The letter to the Philippians talks a fair bit about having the same mindset as Christ. This, it seems for Paul, is the measure of Christian maturity, and we’ve seen some examples of his teaching in this regard already in our exploration of the letter. In today’s verses, he uses athletic language to describe this effort: “straining toward what is ahead” and “press[ing] on toward the goal to win the prize.” Just as an athlete trains for a grueling race, so too striving after union with Christ requires a single-mindedness and self-denial. 

But is striving for perfection in every step the goal Paul is describing? I’m not sure that’s quite it. Paul notes that as he strives toward the prize, he must forget what is behind him. Think about Paul’s history. In an earlier chapter of his life, he had been a lead persecutor of followers of Christ.
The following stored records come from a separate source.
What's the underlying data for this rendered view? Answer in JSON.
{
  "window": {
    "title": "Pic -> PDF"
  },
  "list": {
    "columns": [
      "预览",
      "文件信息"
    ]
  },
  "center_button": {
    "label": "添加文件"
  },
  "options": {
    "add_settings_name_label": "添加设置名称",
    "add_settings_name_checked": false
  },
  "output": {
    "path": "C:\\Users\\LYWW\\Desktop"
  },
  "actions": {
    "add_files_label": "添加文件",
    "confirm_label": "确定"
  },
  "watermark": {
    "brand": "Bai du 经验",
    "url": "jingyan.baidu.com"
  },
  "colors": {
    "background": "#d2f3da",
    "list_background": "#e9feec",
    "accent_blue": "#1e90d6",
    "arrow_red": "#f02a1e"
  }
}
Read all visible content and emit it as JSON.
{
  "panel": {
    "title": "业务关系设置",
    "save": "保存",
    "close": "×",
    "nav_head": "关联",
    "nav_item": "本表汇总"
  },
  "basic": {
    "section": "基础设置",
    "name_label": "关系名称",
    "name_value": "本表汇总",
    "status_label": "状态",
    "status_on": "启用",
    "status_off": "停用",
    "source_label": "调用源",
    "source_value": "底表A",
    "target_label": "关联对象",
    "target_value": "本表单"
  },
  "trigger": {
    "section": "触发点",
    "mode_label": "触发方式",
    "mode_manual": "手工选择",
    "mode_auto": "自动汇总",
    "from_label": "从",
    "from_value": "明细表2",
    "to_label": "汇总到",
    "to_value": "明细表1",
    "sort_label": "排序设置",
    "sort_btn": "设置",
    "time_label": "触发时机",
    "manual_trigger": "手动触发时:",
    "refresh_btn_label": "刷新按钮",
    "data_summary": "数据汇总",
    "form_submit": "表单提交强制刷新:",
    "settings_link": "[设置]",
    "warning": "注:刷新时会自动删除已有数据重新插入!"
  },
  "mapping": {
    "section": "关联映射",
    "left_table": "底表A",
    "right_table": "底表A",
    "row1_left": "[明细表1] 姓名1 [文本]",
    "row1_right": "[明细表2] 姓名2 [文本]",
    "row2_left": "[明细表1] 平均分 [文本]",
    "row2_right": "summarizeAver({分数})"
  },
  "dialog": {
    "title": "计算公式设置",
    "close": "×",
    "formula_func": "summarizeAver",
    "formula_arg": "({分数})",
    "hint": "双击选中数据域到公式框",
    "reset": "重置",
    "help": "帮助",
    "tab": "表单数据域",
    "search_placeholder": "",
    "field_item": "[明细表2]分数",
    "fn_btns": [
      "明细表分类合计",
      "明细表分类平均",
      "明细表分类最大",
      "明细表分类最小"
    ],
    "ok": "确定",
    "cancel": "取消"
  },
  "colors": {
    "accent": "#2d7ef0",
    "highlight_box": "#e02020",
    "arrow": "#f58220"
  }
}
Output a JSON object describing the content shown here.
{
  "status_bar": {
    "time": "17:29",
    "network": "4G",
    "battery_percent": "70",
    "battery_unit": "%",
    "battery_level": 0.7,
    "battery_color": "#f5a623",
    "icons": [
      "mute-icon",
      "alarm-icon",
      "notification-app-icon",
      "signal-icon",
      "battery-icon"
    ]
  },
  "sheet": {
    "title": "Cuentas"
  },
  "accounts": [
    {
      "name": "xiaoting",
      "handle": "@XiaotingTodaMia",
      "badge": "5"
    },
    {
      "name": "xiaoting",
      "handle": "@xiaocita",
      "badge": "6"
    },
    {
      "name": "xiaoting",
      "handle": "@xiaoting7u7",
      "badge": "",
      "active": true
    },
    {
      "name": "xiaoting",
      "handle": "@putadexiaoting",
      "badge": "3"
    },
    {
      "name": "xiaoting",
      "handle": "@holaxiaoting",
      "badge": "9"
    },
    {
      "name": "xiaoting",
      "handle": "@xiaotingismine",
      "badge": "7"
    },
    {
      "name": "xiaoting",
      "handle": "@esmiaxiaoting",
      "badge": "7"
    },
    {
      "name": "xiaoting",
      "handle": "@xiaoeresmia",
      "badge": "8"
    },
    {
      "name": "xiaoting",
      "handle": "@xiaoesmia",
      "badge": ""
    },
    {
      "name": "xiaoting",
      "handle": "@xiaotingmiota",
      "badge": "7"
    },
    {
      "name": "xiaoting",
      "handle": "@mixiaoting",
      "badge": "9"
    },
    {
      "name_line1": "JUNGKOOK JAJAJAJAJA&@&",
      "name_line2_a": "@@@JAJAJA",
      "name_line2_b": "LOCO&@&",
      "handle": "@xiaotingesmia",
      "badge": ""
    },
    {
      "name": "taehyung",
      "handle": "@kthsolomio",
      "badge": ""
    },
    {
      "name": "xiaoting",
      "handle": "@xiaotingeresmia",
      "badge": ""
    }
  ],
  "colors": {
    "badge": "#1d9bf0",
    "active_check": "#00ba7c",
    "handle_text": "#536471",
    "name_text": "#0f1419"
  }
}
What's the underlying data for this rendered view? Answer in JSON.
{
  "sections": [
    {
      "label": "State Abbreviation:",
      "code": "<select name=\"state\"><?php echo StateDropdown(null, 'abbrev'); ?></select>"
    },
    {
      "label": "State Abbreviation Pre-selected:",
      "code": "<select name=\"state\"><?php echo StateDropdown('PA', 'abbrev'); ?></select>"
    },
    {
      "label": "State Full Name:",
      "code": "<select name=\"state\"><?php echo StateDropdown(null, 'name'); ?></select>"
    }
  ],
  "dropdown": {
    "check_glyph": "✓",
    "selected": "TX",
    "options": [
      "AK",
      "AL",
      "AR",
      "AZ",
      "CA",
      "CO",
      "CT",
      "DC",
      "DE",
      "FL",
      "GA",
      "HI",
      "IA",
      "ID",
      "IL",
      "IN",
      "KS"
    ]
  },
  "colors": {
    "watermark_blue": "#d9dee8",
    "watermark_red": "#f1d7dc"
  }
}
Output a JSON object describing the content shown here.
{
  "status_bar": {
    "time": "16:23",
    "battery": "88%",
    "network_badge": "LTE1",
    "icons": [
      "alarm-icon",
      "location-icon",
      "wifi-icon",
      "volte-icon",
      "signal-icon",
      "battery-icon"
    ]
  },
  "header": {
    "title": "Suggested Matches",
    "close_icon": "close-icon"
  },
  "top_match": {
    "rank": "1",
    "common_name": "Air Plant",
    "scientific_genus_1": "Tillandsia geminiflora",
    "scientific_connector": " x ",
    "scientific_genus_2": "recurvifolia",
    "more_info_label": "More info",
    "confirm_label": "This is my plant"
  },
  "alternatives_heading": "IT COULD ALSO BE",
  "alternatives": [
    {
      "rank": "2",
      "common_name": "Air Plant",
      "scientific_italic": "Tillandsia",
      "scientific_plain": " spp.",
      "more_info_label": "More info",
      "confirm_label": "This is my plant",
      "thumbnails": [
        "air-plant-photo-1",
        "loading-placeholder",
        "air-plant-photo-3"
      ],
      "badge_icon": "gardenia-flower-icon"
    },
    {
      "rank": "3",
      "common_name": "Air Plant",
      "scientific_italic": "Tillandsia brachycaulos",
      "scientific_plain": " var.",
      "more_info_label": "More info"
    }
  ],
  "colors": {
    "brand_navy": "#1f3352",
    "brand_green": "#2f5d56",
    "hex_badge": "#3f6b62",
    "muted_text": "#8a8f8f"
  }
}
He certainly had been the antithesis of what he is describing in this passage. And yet he knows himself to have been taken hold of by Christ. Were he to dwell forever on the mistakes of his past, living a life of perpetual regret, he would not have been able to do the work God had for him to do. And the challenges don’t only seem to be in the past; the language of “straining” or “pressing” implies the kind of daily present hardships that Pastor Michael described yesterday.

So if Christian maturity Paul describes here is not past or present perfection, what is it? Paul locates the fullness of Christian maturity in the future–a divinely appointed goal to press toward. A goal toward which God has called, and thus for which Christ followers can expect to be supported by the Spirit. 

What is perhaps most significant about what Paul says here is that, because Christian maturity is a future prize toward which a believer and believing community strains together with the Spirit’s help, Christian maturity is not, at least in this life, a final destination. If a believer is pretty confident that they’ve already reached the fullest extent of Christian maturity, that’s probably not a good sign. 

If your past is full of failures or sins, or you consider yourself in a position now where you are still struggling, desiring faithfulness, but falling short–you’re not a liability to Christ. Because Paul teaches that Christian maturity is not confidence of full attainment already, but a desire to grow, to admit past failures but not allow them to compromise our present or future witness, and to trust in God’s calling and follow it with a single-minded focus and fervour. Like Paul, we do not consider ourselves having taken hold of all that is ours. Rather, we trust that our God is accompanying us on the journey, and there is much goodness that lies ahead.

So as you journey on, go with the blessing of God:

May the peace of the Lord Christ go with you: wherever he may send you. May he guide you through the wilderness: protect you through the storm. May he bring you home rejoicing; at the wonders he has shown you. May he bring you home rejoicing once again into our doors.